Była ich olbrzymia ilość. Były tak powszechne, że się im zdjęć po prostu nie robiło. Chyba, że się coś na nich lub w ich pobliżu działo. Wchodziło się na nie, aby z nich zrobić zdjęcie, ale im samym już rzadko. Wśród swoich fotografii znalazłem może około 30 zdjęć sudeckich drewnianych wież triangulacyjnych. Wśród zdjęć niezeskanowanych znajdę pewnie z dziesięć następnych. I to wszystko, niestety. O tym, jak ich było wiele, niech świadczy fakt, że w granicach mojego miasta, Świebodzic, znajdowały się dwie drewniane wieże triangulacyjne - na Sosnówce i Lisku, zaś dosłownie kilkaset metrów od granic miasta zlokalizowano kilka następnych. Miały one swój urok - szkoda, że nie udało mi się złapać "w obiektywie" tej chwili, kiedy zaczęły odchodzić w przeszłość.

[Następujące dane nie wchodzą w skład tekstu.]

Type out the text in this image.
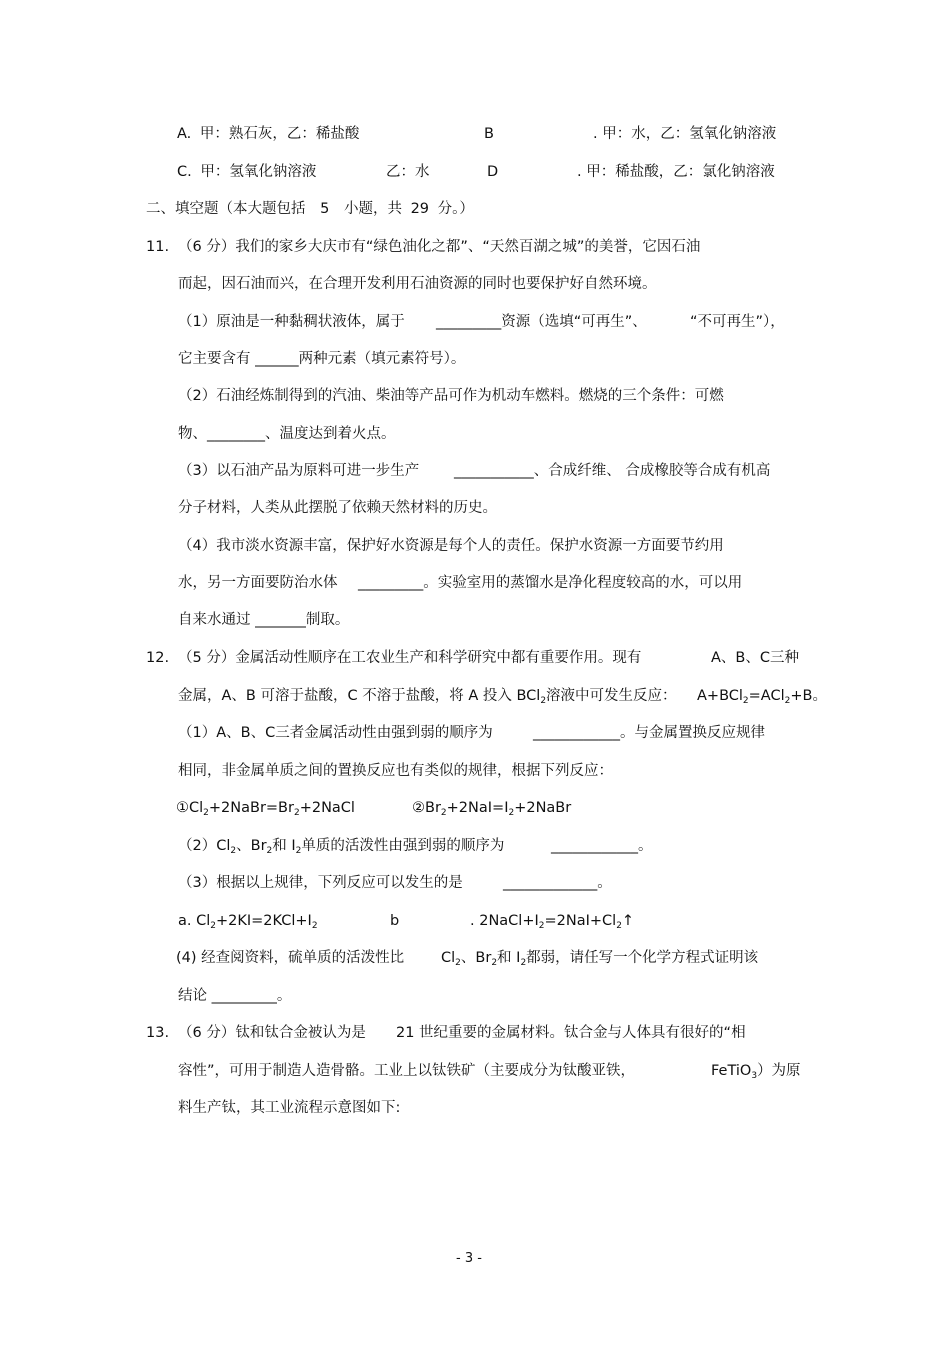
A. 甲：熟石灰，乙：稀盐酸	B	. 甲：水，乙：氢氧化钠溶液
C. 甲：氢氧化钠溶液	乙：水	D	. 甲：稀盐酸，乙：氯化钠溶液
二、填空题（本大题包括 5 小题，共 29 分。）
11. （6 分）我们的家乡大庆市有“绿色油化之都”、“天然百湖之城”的美誉，它因石油
而起，因石油而兴，在合理开发利用石油资源的同时也要保护好自然环境。
（1）原油是一种黏稠状液体，属于 _________资源（选填“可再生”、	“不可再生”），
它主要含有 ______两种元素（填元素符号）。
（2）石油经炼制得到的汽油、柴油等产品可作为机动车燃料。燃烧的三个条件：可燃
物、________、温度达到着火点。
（3）以石油产品为原料可进一步生产 ___________、合成纤维、 合成橡胶等合成有机高
分子材料，人类从此摆脱了依赖天然材料的历史。
（4）我市淡水资源丰富，保护好水资源是每个人的责任。保护水资源一方面要节约用
水，另一方面要防治水体 _________。实验室用的蒸馏水是净化程度较高的水，可以用
自来水通过 _______制取。
12. （5 分）金属活动性顺序在工农业生产和科学研究中都有重要作用。现有	A、B、C三种
金属，A、B 可溶于盐酸，C 不溶于盐酸，将 A 投入 BCl$_2$溶液中可发生反应： A+BCl$_2$=ACl$_2$+B。
（1）A、B、C三者金属活动性由强到弱的顺序为	____________。与金属置换反应规律
相同，非金属单质之间的置换反应也有类似的规律，根据下列反应：
$①Cl_2+2NaBr=Br_2+2NaCl$	$②Br_2+2NaI=I_2+2NaBr$
$(2)Cl_2$、$Br_2$和 $I_2$单质的活泼性由强到弱的顺序为	____________。
（3）根据以上规律，下列反应可以发生的是	_____________。
a. $Cl_2+2KI=2KCl+I_2$	b	. $2NaCl+I_2=2NaI+Cl_2↑$
(4) 经查阅资料，硫单质的活泼性比	$Cl_2$、$Br_2$和 $I_2$都弱，请任写一个化学方程式证明该
结论 _________。
13. （6 分）钛和钛合金被认为是 21 世纪重要的金属材料。钛合金与人体具有很好的“相
容性”，可用于制造人造骨骼。工业上以钛铁矿（主要成分为钛酸亚铁，	FeTiO$_3$）为原
料生产钛，其工业流程示意图如下:
- 3 -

Mógłbym jeszcze pisać, że w dzieciństwie, gdy co kilka tygodni jeździliśmy naszym trabancikiem ze Świebodzic do Dziadków mieszkających w Niwie między Polanicą a Wambierzycami, Tata prowadził autko, Mama coś czytała a my z siostrą... liczyliśmy. Najrozmaitsze obiekty uciekające nam za oknami samochodu. Raz były to wieże nad szybami wałbrzyskich i noworudzkich kopalń, innym razem kapliczki (tu już się w rachunkach gubiliśmy), jakieś mosty, jakieś kamieniołomy (te były fajne, bo miały karminowoczerwone ściany, te koło Nowej Rudy oczywiście), a wreszcie jeszcze innym razem drewniane wieże triangulacyjne. Było ich mnóstwo. W dziecięcej głowie wykoncypowałem, że tych wież koło Wałbrzycha i Nowej Rudy musi być dlatego tak wiele, że tu są przecież kopalnie, cały czas sypane są nowe hałdy, może dojść do jakich obsunięć ziemi lub nawet ruchów sejsmicznych (!!!), dlatego też trzeba to wszystko obserwować i mierzyć. Wykorzystując właśnie te drewniane wieże triangulacyjne. Tato jest matematykiem, więc wtedy ośmio- czy też dziewięcioletniemu brzdącowi coś tam zaczął opowiadać o trójkątach, podstawach, trygonometrii i jeszcze jakichś innych matematycznych niuansach.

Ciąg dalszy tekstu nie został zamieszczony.